Dass der kleine Oscar (Pietro Pescara) ein ungewöhnliches Kind ist, wird seiner Mutter Natalia (Michela Cescon) und seiner Großmutter Alina (Elena Cotta) bereits bei seiner Geburt bewusst. Wie ein Engel fliegt er aus dem Mutterleib heraus und scheint komplett der Schwerkraft zu trotzen. Oscar schwebt, wie ein mit Helium gefüllter Ballon. Das einzige, was ihn am Boden halten kann, sind starke Seile oder Gewichte, mit denen sein Körper beschwert wird. Um den Jungen vor der Außenwelt zu schützen, behalten die beiden Frauen ihn konsequent zu Hause, erziehen und unterrichten ihn dort. Aber Oscar möchte die Welt kennen lernen und so lässt ihn seine Mutter schließlich doch in wohldosierten Zeiten in ihrer kleinen, italienischen Heimatstadt umherziehen.

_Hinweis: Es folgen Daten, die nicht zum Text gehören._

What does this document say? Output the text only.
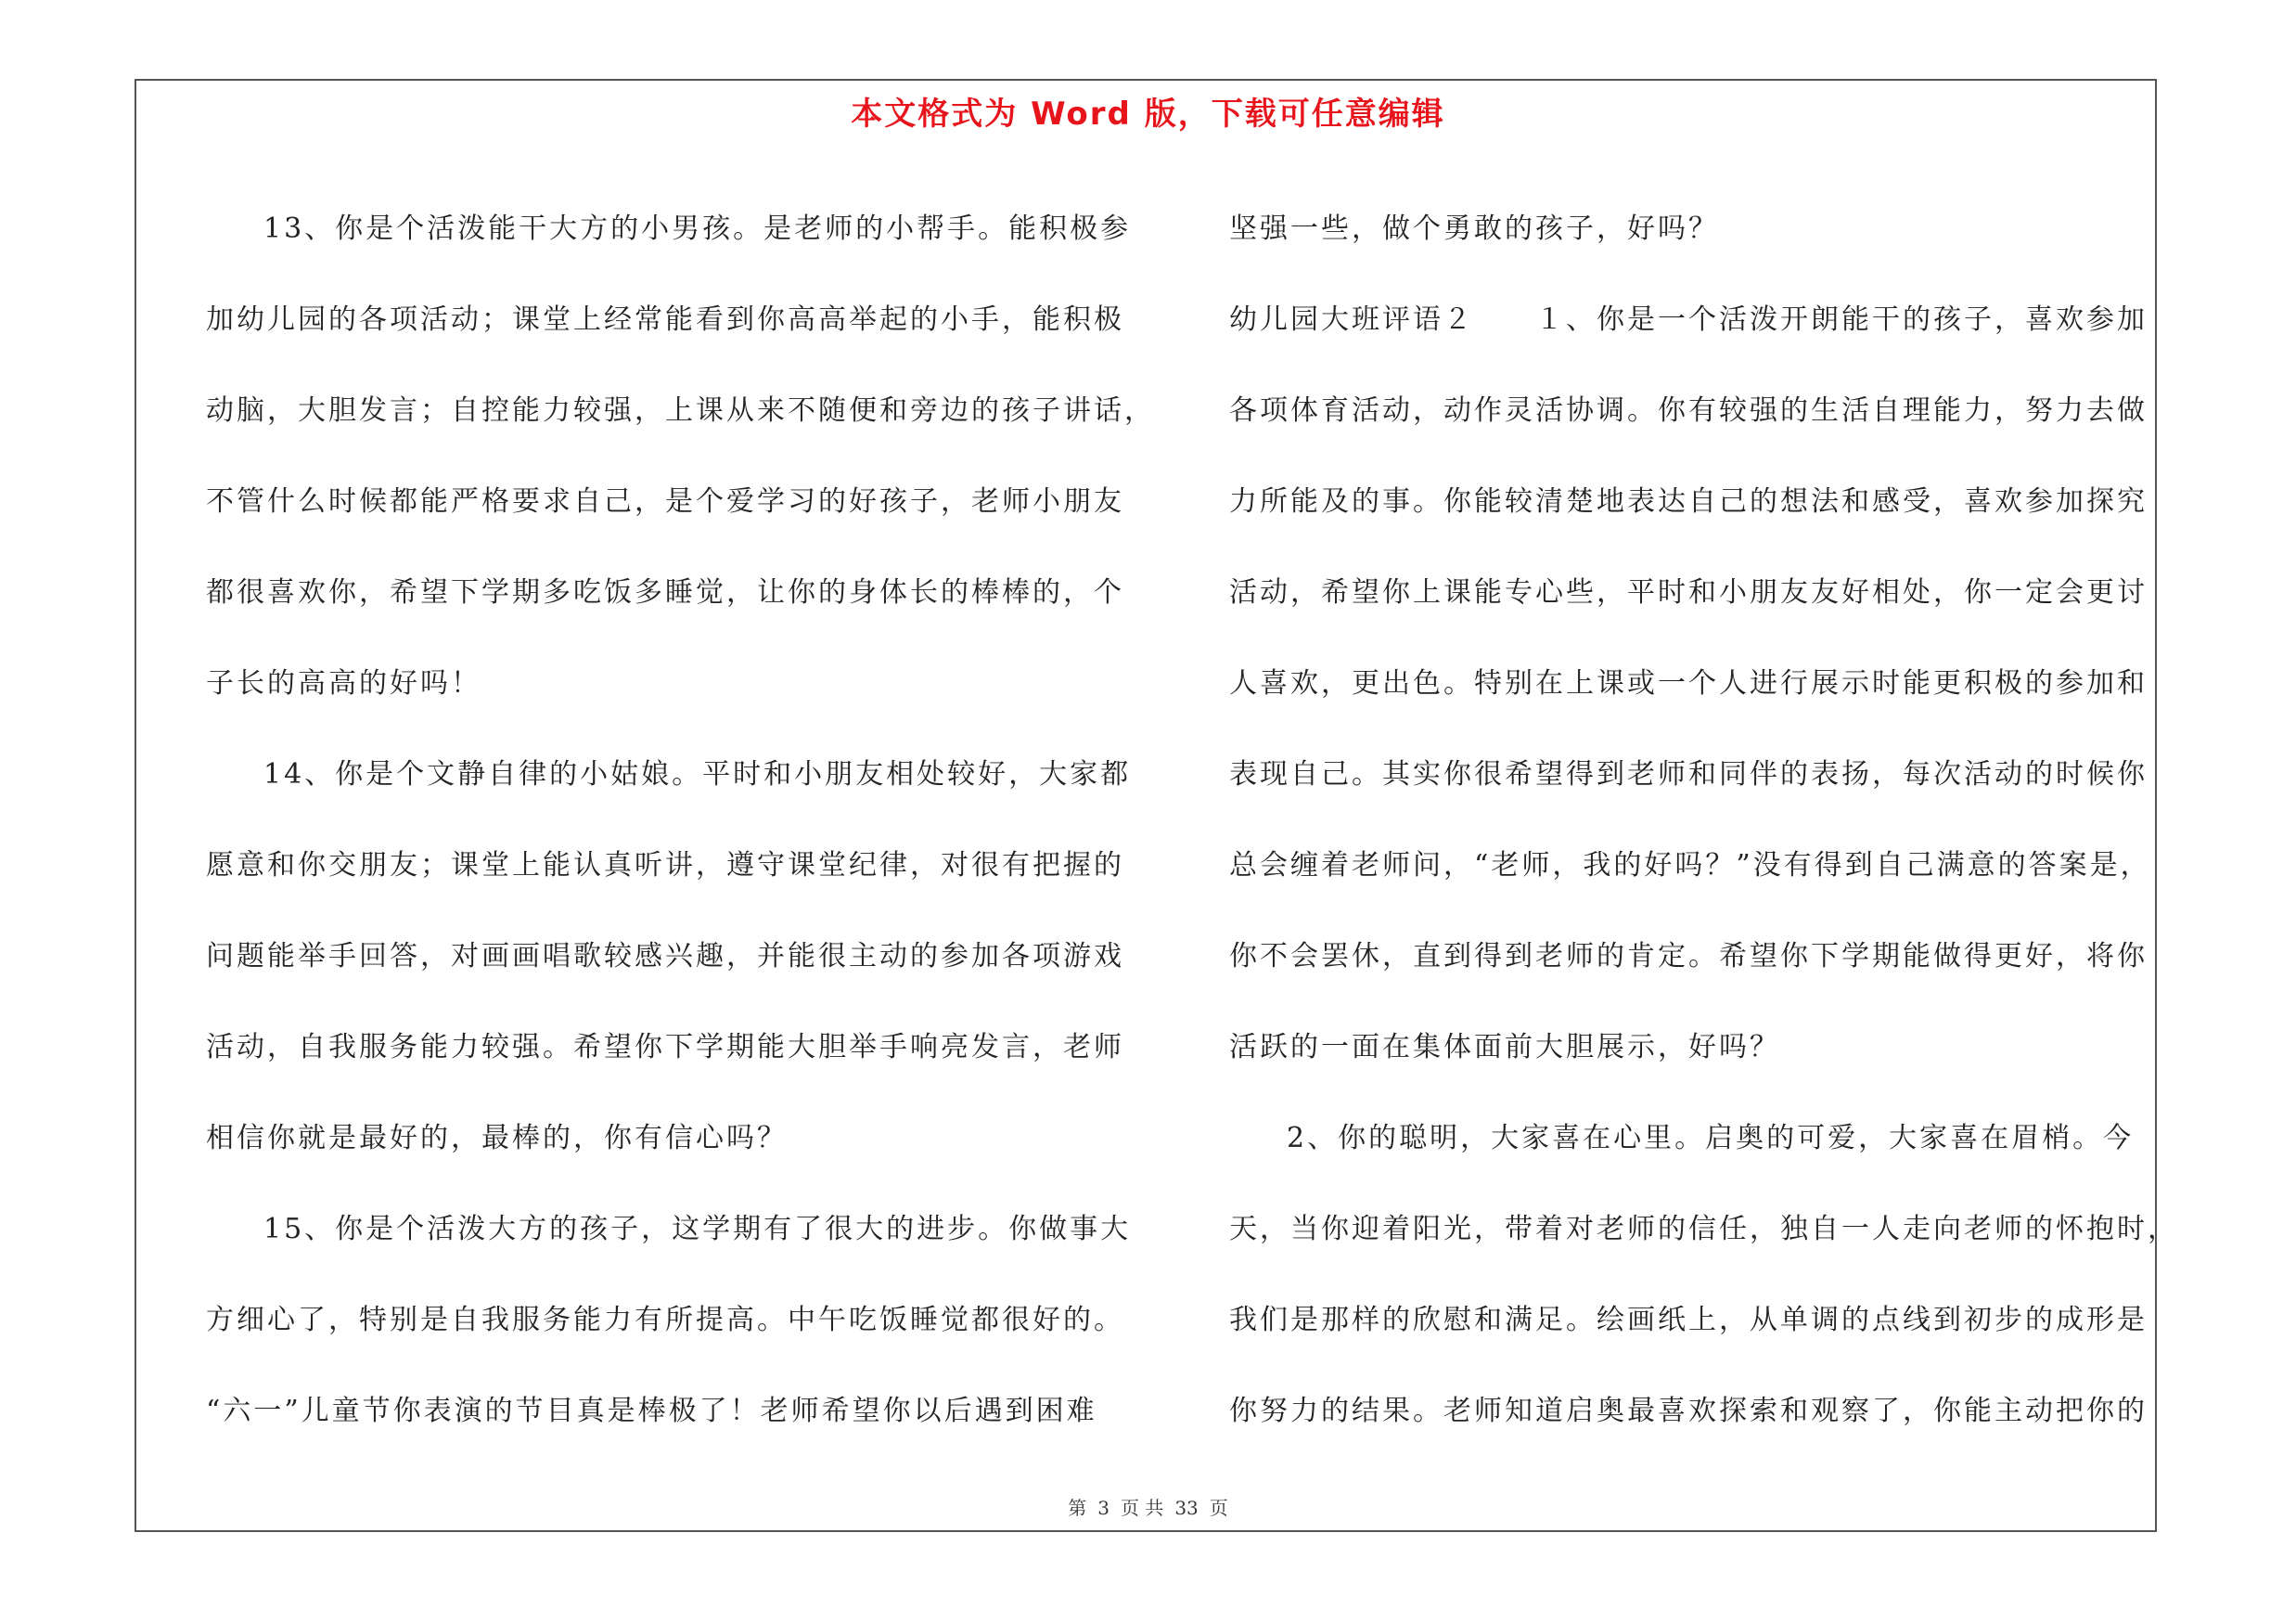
本文格式为 Word 版，下载可任意编辑
13、你是个活泼能干大方的小男孩。是老师的小帮手。能积极参
加幼儿园的各项活动；课堂上经常能看到你高高举起的小手，能积极
动脑，大胆发言；自控能力较强，上课从来不随便和旁边的孩子讲话，
不管什么时候都能严格要求自己，是个爱学习的好孩子，老师小朋友
都很喜欢你，希望下学期多吃饭多睡觉，让你的身体长的棒棒的，个
子长的高高的好吗！
14、你是个文静自律的小姑娘。平时和小朋友相处较好，大家都
愿意和你交朋友；课堂上能认真听讲，遵守课堂纪律，对很有把握的
问题能举手回答，对画画唱歌较感兴趣，并能很主动的参加各项游戏
活动，自我服务能力较强。希望你下学期能大胆举手响亮发言，老师
相信你就是最好的，最棒的，你有信心吗？
15、你是个活泼大方的孩子，这学期有了很大的进步。你做事大
方细心了，特别是自我服务能力有所提高。中午吃饭睡觉都很好的。
“六一”儿童节你表演的节目真是棒极了！老师希望你以后遇到困难
坚强一些，做个勇敢的孩子，好吗？
幼儿园大班评语２　　１、你是一个活泼开朗能干的孩子，喜欢参加
各项体育活动，动作灵活协调。你有较强的生活自理能力，努力去做
力所能及的事。你能较清楚地表达自己的想法和感受，喜欢参加探究
活动，希望你上课能专心些，平时和小朋友友好相处，你一定会更讨
人喜欢，更出色。特别在上课或一个人进行展示时能更积极的参加和
表现自己。其实你很希望得到老师和同伴的表扬，每次活动的时候你
总会缠着老师问，“老师，我的好吗？”没有得到自己满意的答案是，
你不会罢休，直到得到老师的肯定。希望你下学期能做得更好，将你
活跃的一面在集体面前大胆展示，好吗？
2、你的聪明，大家喜在心里。启奥的可爱，大家喜在眉梢。今
天，当你迎着阳光，带着对老师的信任，独自一人走向老师的怀抱时，
我们是那样的欣慰和满足。绘画纸上，从单调的点线到初步的成形是
你努力的结果。老师知道启奥最喜欢探索和观察了，你能主动把你的
第 3 页 共 33 页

Bei seinen Erkundungen lernt er die gleichaltrige Agata (Jennifer Brokshi) kennen, die nicht nur Freundin sondern auch Mitwisserin um seine geheimen Kräfte wird. Das Kindheitsglück der beiden hält jedoch nicht lange an. Die Behörden werden auf Oscar aufmerksam und so beschließen Natalia und Alina mit ihm wegzuziehen, weit hinaus in die Berge, komplett isoliert von der Außenwelt. Dort reift Oscar zum kauzigen Erwachsenen heran (nun gespielt von Elio Germano), den Wunsch mit seiner Gabe an die Öffentlichkeit zu gehen, kann er jedoch nicht ablegen.

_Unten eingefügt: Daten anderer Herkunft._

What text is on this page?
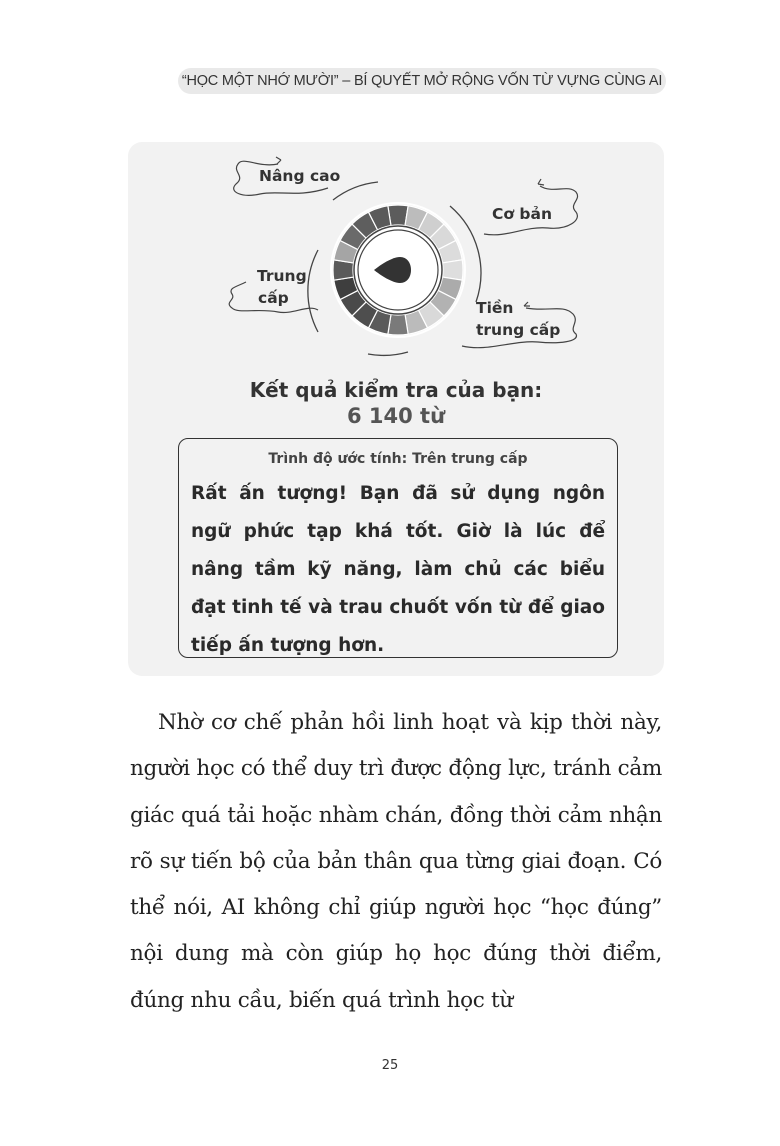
“HỌC MỘT NHỚ MƯỜI” – BÍ QUYẾT MỞ RỘNG VỐN TỪ VỰNG CÙNG AI
Nâng cao
Cơ bản
Trung
cấp
Tiền
trung cấp
Kết quả kiểm tra của bạn:
6 140 từ
Trình độ ước tính: Trên trung cấp
Rất ấn tượng! Bạn đã sử dụng ngôn ngữ phức tạp khá tốt. Giờ là lúc để nâng tầm kỹ năng, làm chủ các biểu đạt tinh tế và trau chuốt vốn từ để giao tiếp ấn tượng hơn.

Nhờ cơ chế phản hồi linh hoạt và kịp thời này, người học có thể duy trì được động lực, tránh cảm giác quá tải hoặc nhàm chán, đồng thời cảm nhận rõ sự tiến bộ của bản thân qua từng giai đoạn. Có thể nói, AI không chỉ giúp người học “học đúng” nội dung mà còn giúp họ học đúng thời điểm, đúng nhu cầu, biến quá trình học từ

25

Ein bisschen ist L’uomo senza gravità – so der Originaltitel – schon ein Film, der in seinem Namen alles verrät, was das Publikum wissen muss. Im Zentrum steht Oscar und im Zentrum steht ganz und gar Oscars ungewöhnliche Eigenschaft. Gerade in ihrer ersten Hälfte spielt die Geschichte dann auch mit diesem speziellen menschlichen Wunder und generiert mit einfachen Mitteln wunderschöne Bilder. Das dem Mutterlieb entschwebende Baby, das Kleinkind, das es sich an der Decke der elterlichen Wohnung gemütlich macht, der Junge, der mit Gewichten beschwert vorsichtig erste Schritte übt. Das ist nicht nur schön anzusehen, sondern auch eine wunderbar stille, zurückhaltende Parabel auf das Großwerden an und für sich. Der Mann ohne Gravitation ist kein lauter, kein pompöser Film, sondern viel mehr ein schlichtes Werk im besten Sinne des Wortes. Hier muss keine tiefergehende Bedeutung übergestülpt und erst recht keine übertriebene Melodramatik entwickelt werden. Wo Filme wie Benjamin Button mit großen Pathos glänzen, ist dieser italienische Genrevertreter überraschend nüchtern und subtil geraten. Mehr noch, Regisseur Marco Bonfanti versucht sich größtenteils vom Fantasygenre fernzuhalten und erzählt stattdessen lieber irgendwo zwischen Realismus und magischem Realismus, ohne dass die Magie sich je allzu sehr in den Vordergrund spielen würde. Das Ergebnis ist insbesondere in den Kindertagen Oscars weitaus mehr Siegfried Lenz als Amelie Poulain, weitaus mehr Neorealismus als Traumfabrik.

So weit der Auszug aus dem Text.